I think a change that may make it “feel” harder is the expectation. I assume women starting a law career in 1950-70 knew it was going to be an uphill battle, difficult, oppressive, etc. They decided they would rather do it than be a real estate agent or school principal, managing daycare centers, or being whatever the executive nursing job is (more socially “female” jobs.) Sure, those jobs probably had some challenges that we don’t have today, but comparatively, the women lawyers were taking the “hard” road. So, women looking for a “normal good job” would not have even tried. Maybe that applied all the way up to the early 90s?
I’m 37. I’ve known women lawyers since I was 16. I have seen women lawyers on TV since I was 12. Women judges are not uncommon in my liberal state. I came in thinking it would be hard in the way that many careers are (work, study, stress) but not really expecting there would be much notable sexism. Had I known, maybe I would have gone the school principal/ nurse etc. route? I think that is the difference.

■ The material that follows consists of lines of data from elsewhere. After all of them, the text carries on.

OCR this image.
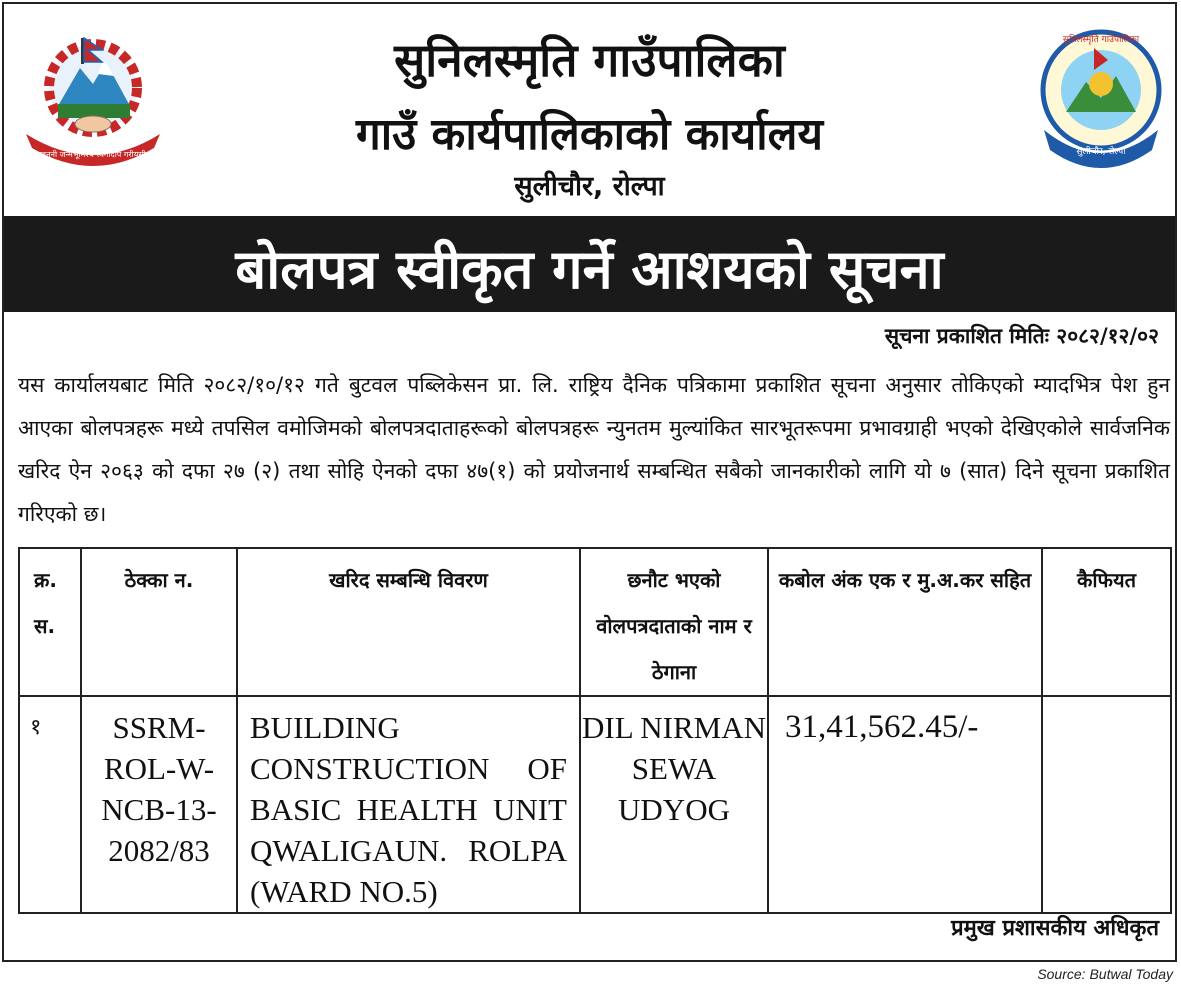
जननी जन्मभूमिश्च स्वर्गादपि गरीयसी
सुनिलस्मृति गाउँपालिका
गाउँ कार्यपालिकाको कार्यालय
सुलीचौर, रोल्पा
सुलीचौर, रोल्पा
सुनिलस्मृति गाउँपालिका
बोलपत्र स्वीकृत गर्ने आशयको सूचना
सूचना प्रकाशित मितिः २०८२/१२/०२
यस कार्यालयबाट मिति २०८२/१०/१२ गते बुटवल पब्लिकेसन प्रा. लि. राष्ट्रिय दैनिक पत्रिकामा प्रकाशित सूचना अनुसार तोकिएको म्यादभित्र पेश हुन आएका बोलपत्रहरू मध्ये तपसिल वमोजिमको बोलपत्रदाताहरूको बोलपत्रहरू न्युनतम मुल्यांकित सारभूतरूपमा प्रभावग्राही भएको देखिएकोले सार्वजनिक खरिद ऐन २०६३ को दफा २७ (२) तथा सोहि ऐनको दफा ४७(१) को प्रयोजनार्थ सम्बन्धित सबैको जानकारीको लागि यो ७ (सात) दिने सूचना प्रकाशित गरिएको छ।
क्र. स.	ठेक्का न.	खरिद सम्बन्धि विवरण	छनौट भएको वोलपत्रदाताको नाम र ठेगाना	कबोल अंक एक र मु.अ.कर सहित	कैफियत
१	SSRM-ROL-W-NCB-13-2082/83	BUILDING CONSTRUCTION OF BASIC HEALTH UNIT QWALIGAUN. ROLPA (WARD NO.5)	DIL NIRMAN SEWA UDYOG	31,41,562.45/-	
प्रमुख प्रशासकीय अधिकृत
Source: Butwal Today
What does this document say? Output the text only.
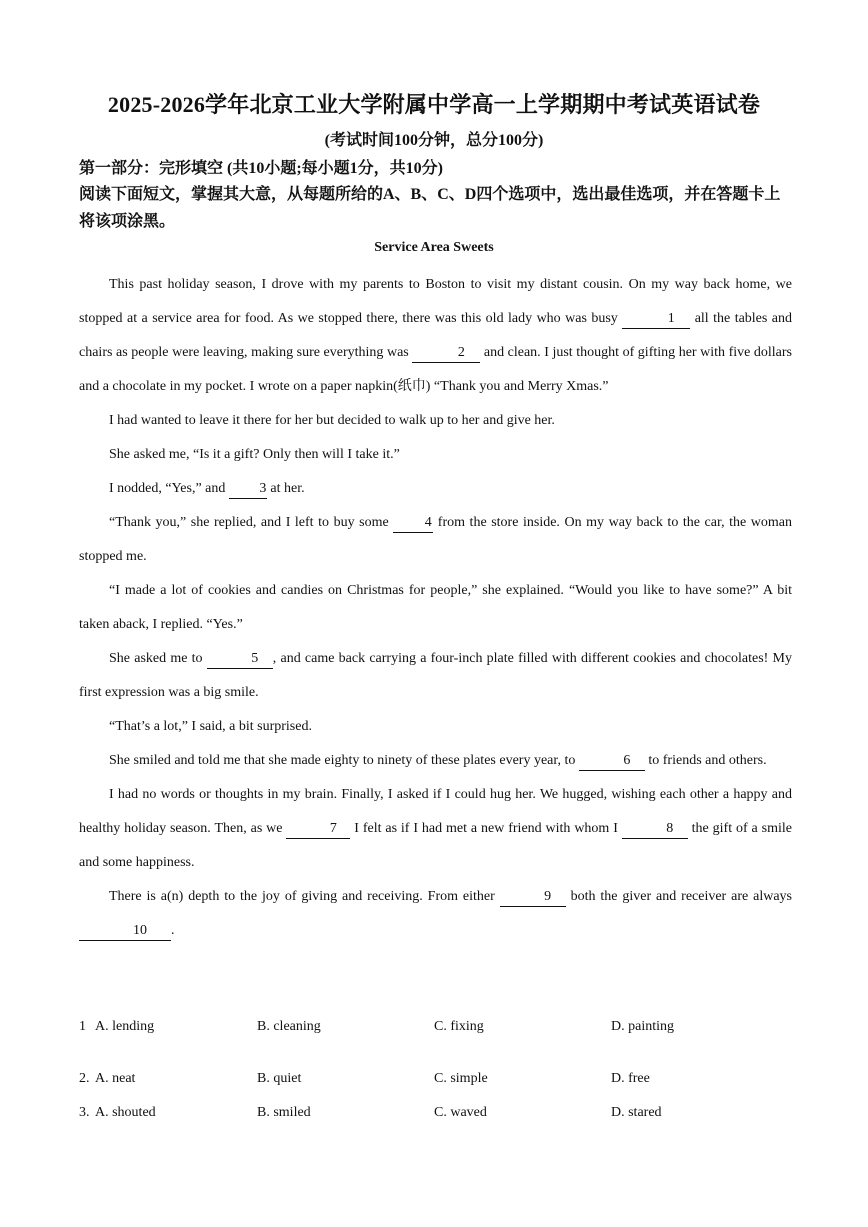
2025-2026学年北京工业大学附属中学高一上学期期中考试英语试卷
(考试时间100分钟，总分100分)
第一部分：完形填空 (共10小题;每小题1分，共10分)
阅读下面短文，掌握其大意，从每题所给的A、B、C、D四个选项中，选出最佳选项，并在答题卡上将该项涂黑。
Service Area Sweets

This past holiday season, I drove with my parents to Boston to visit my distant cousin. On my way back home, we stopped at a service area for food. As we stopped there, there was this old lady who was busy	1 all the tables and chairs as people were leaving, making sure everything was	2 and clean. I just thought of gifting her with five dollars and a chocolate in my pocket. I wrote on a paper napkin(纸巾) “Thank you and Merry Xmas.”

I had wanted to leave it there for her but decided to walk up to her and give her.

She asked me, “Is it a gift? Only then will I take it.”

I nodded, “Yes,” and 3 at her.

“Thank you,” she replied, and I left to buy some 4 from the store inside. On my way back to the car, the woman stopped me.

“I made a lot of cookies and candies on Christmas for people,” she explained. “Would you like to have some?” A bit taken aback, I replied. “Yes.”

She asked me to	5 , and came back carrying a four-inch plate filled with different cookies and chocolates! My first expression was a big smile.

“That’s a lot,” I said, a bit surprised.

She smiled and told me that she made eighty to ninety of these plates every year, to	6 to friends and others.

I had no words or thoughts in my brain. Finally, I asked if I could hug her. We hugged, wishing each other a happy and healthy holiday season. Then, as we	7 I felt as if I had met a new friend with whom I	8 the gift of a smile and some happiness.

There is a(n) depth to the joy of giving and receiving. From either	9 both the giver and receiver are always 10 .

1 A. lending	B. cleaning	C. fixing	D. painting
2. A. neat	B. quiet	C. simple	D. free
3. A. shouted	B. smiled	C. waved	D. stared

I also think, though, that this happens/ has happened to a lot of women my age in other fields as well. The real world was very different from school and internships etc. And it isn’t obvious at first. It was harder before, but you knew you were in for it. Now, it is easier, but you feel like you are crazy 30% of the time because no one prepared you for it.
LeLe Fitch
Through the ‘90s at least it could be unbelievably hard, depending on one’s circumstances. I was older – 38 – when entering small law firm work as a law clerk while going to law school at night. Later – after bar passage – left for big law elsewhere, knowing I was giving up small town – & small firm – advantages, but bettered my type of work and work/life balance. Bottom line: it wasn’t ever easy! Often brutal! No overall regrets though – is life ever easy for women who depend on themselves?
Eek
I agree with this. I did not ever really consider that I was signing up to be a “female lawyer.” It wasn’t that I thought about the idea and rejected it, it just wasn’t even in my frame of reference. Now that perspective seems so incredibly naive because my gender has been an issue almost every single day of my career.
Cornellian
“..perspective seems so incredibly naive because my gender has been an issue almost every single day of my career” hits it right on the head.
Maureen
Gen X in BigLaw here. Here’s my lawyerly answer… it depends. BigLaw was and continues to be very, very hard. I wouldn’t be here if I hadn’t lateralled in as a mid-level partner from a small firm. I’ve been a parent as long as I’ve been a lawyer (20 years). 20 years ago women attorneys in positions of authority were still a novelty. This is no longer the case. The great news is, compared to 20 years ago, lady lawyers are much more visible as judges, lead counsel, in-house lawyers, ABA leadership, politicians. Representation is a so important. Firms realize mother attorneys can be and often are top performers. That said, in the non-profit and government sectors, I think it’s easier. I see far more women advancing to the top (US Attorneys, prosecutors, appellate specialists, GC roles) because they don’t have to compete for bus dev dollars.